La santé mère-enfant n’a pas de prix au Togo

Faure Gnassingbé


Le chef de l’Etat Faure Gnassingbé voue un culte aux femmes enceintes. « Plus aucune femme ne doit mourir en donnant la vie », s’est-il juré à l’entame de son mandat. Quelques mois après cet engagement, la prise en charge des femmes enceintes sur le territoire est passée d’une étape à une autre, sans pour autant encourager les dirigeants à dormir sur leurs lauriers.

En août 2021, "Wezou" a été lancé pour réduire les morbidités et les mortalités maternelles et néonatales. En 04 mois, 70 000 femmes ont bénéficié des prestations du mécanisme.

Catégories de soins

Il s’agit des consultations pré et post natales, les analyses, les actes d’accouchement et les médicaments. Jusqu’à décembre 2021, un montant de 02 milliards de francs CFA a été investi par l’Etat, sur un budget prévisionnel de 03 milliards pour la première année de mise en œuvre. 

De la confirmation de la grossesse jusqu’au 42ème jour après l’accouchement, "Wezou" prend en charge une partie des frais des soins. Ce sont les centres de santé publics et accrédités de premier niveau (unités de soins périphériques et hôpitaux de préfectures) qui sont concernés.

Baisse de la mortalité maternelle

Aujourd’hui, 27% des accouchements sont assistés par un personnel qualifié. La mortalité maternelle se situe à 401 (contre 478 il y a quelques années) pour 100 000 naissances vivantes. Maintenant, le Togo veut parvenir à moins de 100 décès maternels par an.

La mortalité néonatale est passée de 40 (EDST 1998) à 27 (EDST 2014) pour 1 000 naissances vivantes. Pour 2022, la somme prévue pour une meilleure accessibilité du système sanitaire est de 91,7 milliards de francs CFA. De quoi s’occuper davantage des mères et leurs enfants.

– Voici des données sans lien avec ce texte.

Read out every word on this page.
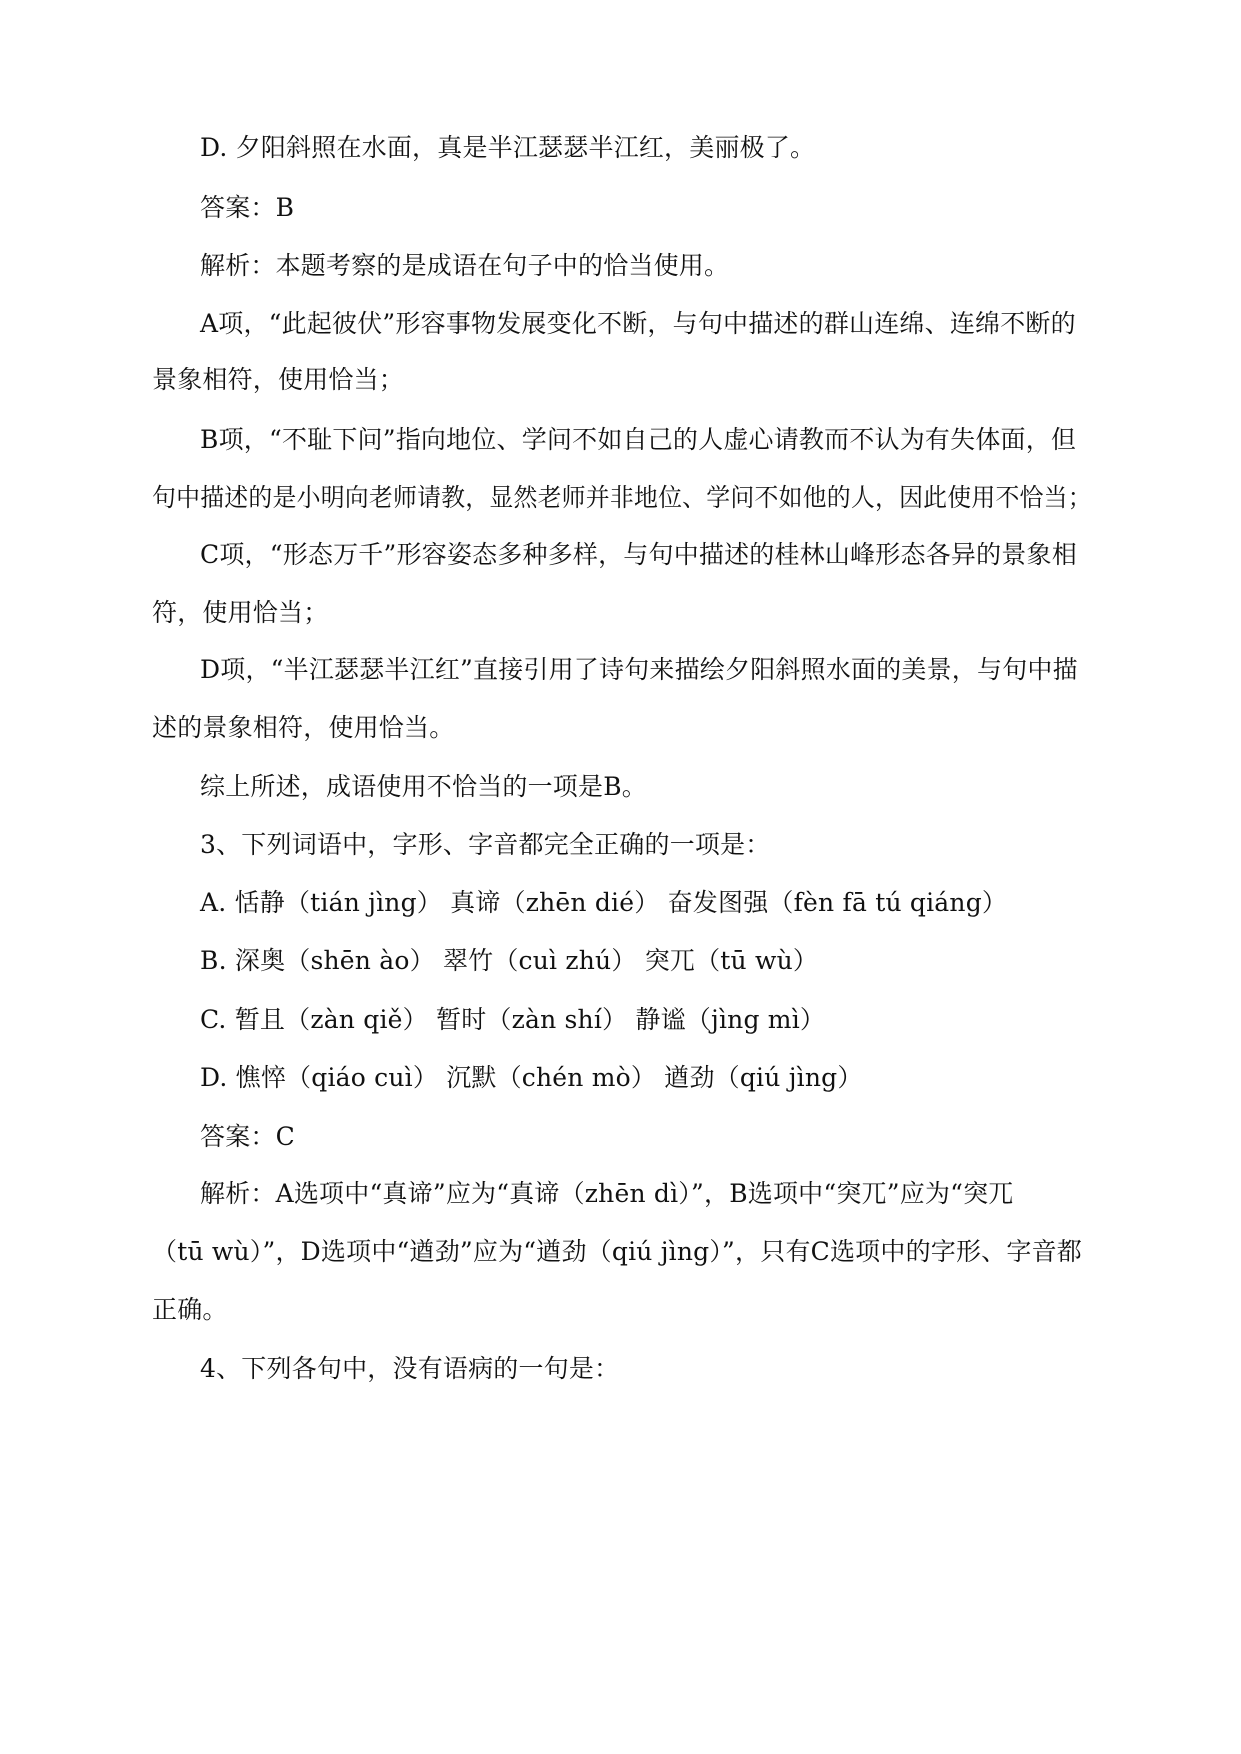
D. 夕阳斜照在水面，真是半江瑟瑟半江红，美丽极了。
答案：B
解析：本题考察的是成语在句子中的恰当使用。
A项，“此起彼伏”形容事物发展变化不断，与句中描述的群山连绵、连绵不断的
景象相符，使用恰当；
B项，“不耻下问”指向地位、学问不如自己的人虚心请教而不认为有失体面，但
句中描述的是小明向老师请教，显然老师并非地位、学问不如他的人，因此使用不恰当；
C项，“形态万千”形容姿态多种多样，与句中描述的桂林山峰形态各异的景象相
符，使用恰当；
D项，“半江瑟瑟半江红”直接引用了诗句来描绘夕阳斜照水面的美景，与句中描
述的景象相符，使用恰当。
综上所述，成语使用不恰当的一项是B。
3、下列词语中，字形、字音都完全正确的一项是：
A. 恬静（tián jìng） 真谛（zhēn dié） 奋发图强（fèn fā tú qiáng）
B. 深奥（shēn ào） 翠竹（cuì zhú） 突兀（tū wù）
C. 暂且（zàn qiě） 暂时（zàn shí） 静谧（jìng mì）
D. 憔悴（qiáo cuì） 沉默（chén mò） 遒劲（qiú jìng）
答案：C
解析：A选项中“真谛”应为“真谛（zhēn dì）”，B选项中“突兀”应为“突兀
（tū wù）”，D选项中“遒劲”应为“遒劲（qiú jìng）”，只有C选项中的字形、字音都
正确。
4、下列各句中，没有语病的一句是：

Construction des centres de santé mère-enfant

C’est un objectif prioritaire dans l’agenda du président. En avril 2022, un projet de construction de centres modernes de soins mère-enfant dans les 05 régions a fait l’objet de communication en Conseil des ministres. Il sera réalisé en partie grâce à l’Institut national d’assurance maladie.

L’Inam s’alliera avec un partenaire privé pour mener l’initiative qui va permettre de renforcer le plateau technique de la santé en matériel de réanimation pédiatrique, surtout néonatale. Ceci garantira une bonne prise en charge du couple mère-enfant afin d’éviter les décès. Il est prévu que l’hôpital mère-enfant du Grand Lomé par exemple, dispose d’une capacité de 175 lits et soit un centre de référence nationale.